Weiteres Vorgehen bei der Klassifizierung von Arbeitnehmern

Mit dem offiziellen Vorschlag beginnt der nächste Schritt, der einen öffentlichen Kommentarzeitraum umfasst, in dem Stakeholder ihre Meinung äußern können. Dieser Prozess wird entscheidend für die Gestaltung der endgültigen Regel sein, die langfristige Auswirkungen auf die Klassifizierung von Arbeitnehmern in verschiedenen Branchen haben könnte.

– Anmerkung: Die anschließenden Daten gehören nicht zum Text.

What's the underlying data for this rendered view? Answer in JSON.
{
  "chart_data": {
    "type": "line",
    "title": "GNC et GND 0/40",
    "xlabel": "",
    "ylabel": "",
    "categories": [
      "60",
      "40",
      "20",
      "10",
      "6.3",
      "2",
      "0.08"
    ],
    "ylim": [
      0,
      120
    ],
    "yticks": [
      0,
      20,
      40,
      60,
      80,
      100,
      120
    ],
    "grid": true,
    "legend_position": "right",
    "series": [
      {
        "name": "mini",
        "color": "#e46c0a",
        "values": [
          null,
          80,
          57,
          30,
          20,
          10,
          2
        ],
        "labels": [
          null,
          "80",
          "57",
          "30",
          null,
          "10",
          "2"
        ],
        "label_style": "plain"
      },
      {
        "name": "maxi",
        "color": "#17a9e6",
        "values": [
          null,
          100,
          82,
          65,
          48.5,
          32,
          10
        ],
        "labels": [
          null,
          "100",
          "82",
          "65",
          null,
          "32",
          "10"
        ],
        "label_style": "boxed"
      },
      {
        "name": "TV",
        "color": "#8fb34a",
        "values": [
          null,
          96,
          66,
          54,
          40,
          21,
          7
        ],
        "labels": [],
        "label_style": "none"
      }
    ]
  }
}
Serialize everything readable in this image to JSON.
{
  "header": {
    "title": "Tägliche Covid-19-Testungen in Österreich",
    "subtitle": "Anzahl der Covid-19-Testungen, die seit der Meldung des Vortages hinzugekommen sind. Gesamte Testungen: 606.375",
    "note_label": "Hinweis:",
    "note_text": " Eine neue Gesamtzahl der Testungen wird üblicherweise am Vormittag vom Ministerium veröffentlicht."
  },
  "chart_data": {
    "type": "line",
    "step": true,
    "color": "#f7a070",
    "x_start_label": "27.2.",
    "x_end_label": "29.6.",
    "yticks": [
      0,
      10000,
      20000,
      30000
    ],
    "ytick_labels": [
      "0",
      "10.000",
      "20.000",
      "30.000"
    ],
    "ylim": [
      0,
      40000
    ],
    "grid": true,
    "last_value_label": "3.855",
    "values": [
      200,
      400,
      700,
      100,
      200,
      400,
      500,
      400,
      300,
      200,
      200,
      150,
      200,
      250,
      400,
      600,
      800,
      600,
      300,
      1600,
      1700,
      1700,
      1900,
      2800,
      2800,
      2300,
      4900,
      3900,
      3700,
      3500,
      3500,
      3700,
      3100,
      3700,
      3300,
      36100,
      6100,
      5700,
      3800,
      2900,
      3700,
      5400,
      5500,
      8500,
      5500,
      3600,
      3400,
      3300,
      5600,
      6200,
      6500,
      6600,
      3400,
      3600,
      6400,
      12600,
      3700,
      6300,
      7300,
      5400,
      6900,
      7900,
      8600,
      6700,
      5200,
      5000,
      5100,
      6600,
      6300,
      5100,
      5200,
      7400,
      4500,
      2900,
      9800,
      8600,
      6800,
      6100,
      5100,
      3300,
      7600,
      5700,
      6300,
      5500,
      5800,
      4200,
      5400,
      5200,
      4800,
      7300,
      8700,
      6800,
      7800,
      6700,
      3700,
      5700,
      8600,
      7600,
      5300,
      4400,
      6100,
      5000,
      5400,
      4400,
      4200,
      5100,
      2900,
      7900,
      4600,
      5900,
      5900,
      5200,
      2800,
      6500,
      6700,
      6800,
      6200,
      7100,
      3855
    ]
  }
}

Die Aufhebung der 2024 eingeführten Regel könnte einen Präzedenzfall für zukünftige politische Entscheidungen bilden, insbesondere hinsichtlich des Gleichgewichts zwischen Arbeitnehmerschutz und Unternehmensflexibilität.

Experten vermuten, dass der neue Standard zu einer einheitlicheren Herangehensweise bei der Klassifizierung von Arbeitnehmern führen könnte, aber es besteht auch Bedenken, dass der Schutz der Arbeitnehmer dadurch eingeschränkt werden könnte. Laut einer kürzlich veröffentlichten Studie sind fast 40 % der Arbeitnehmer in den USA als Freelancer klassifiziert, und die politische Änderung könnte Millionen von Menschen beeinflussen.

Das Department of Labor betont, dass die Aufhebung notwendig sei, um sicherzustellen, dass die Klassifizierung von Arbeitnehmern mit bestehenden Bundesgesetzen übereinstimmt und keine unangemessenen Belastungen für Unternehmen verursacht. Arbeitnehmerschutzverbände argumentieren jedoch, dass der neue Standard viele Arbeitnehmer vor dem Schutz verlassen könnte, den sie nach dem Gesetz genießen sollten.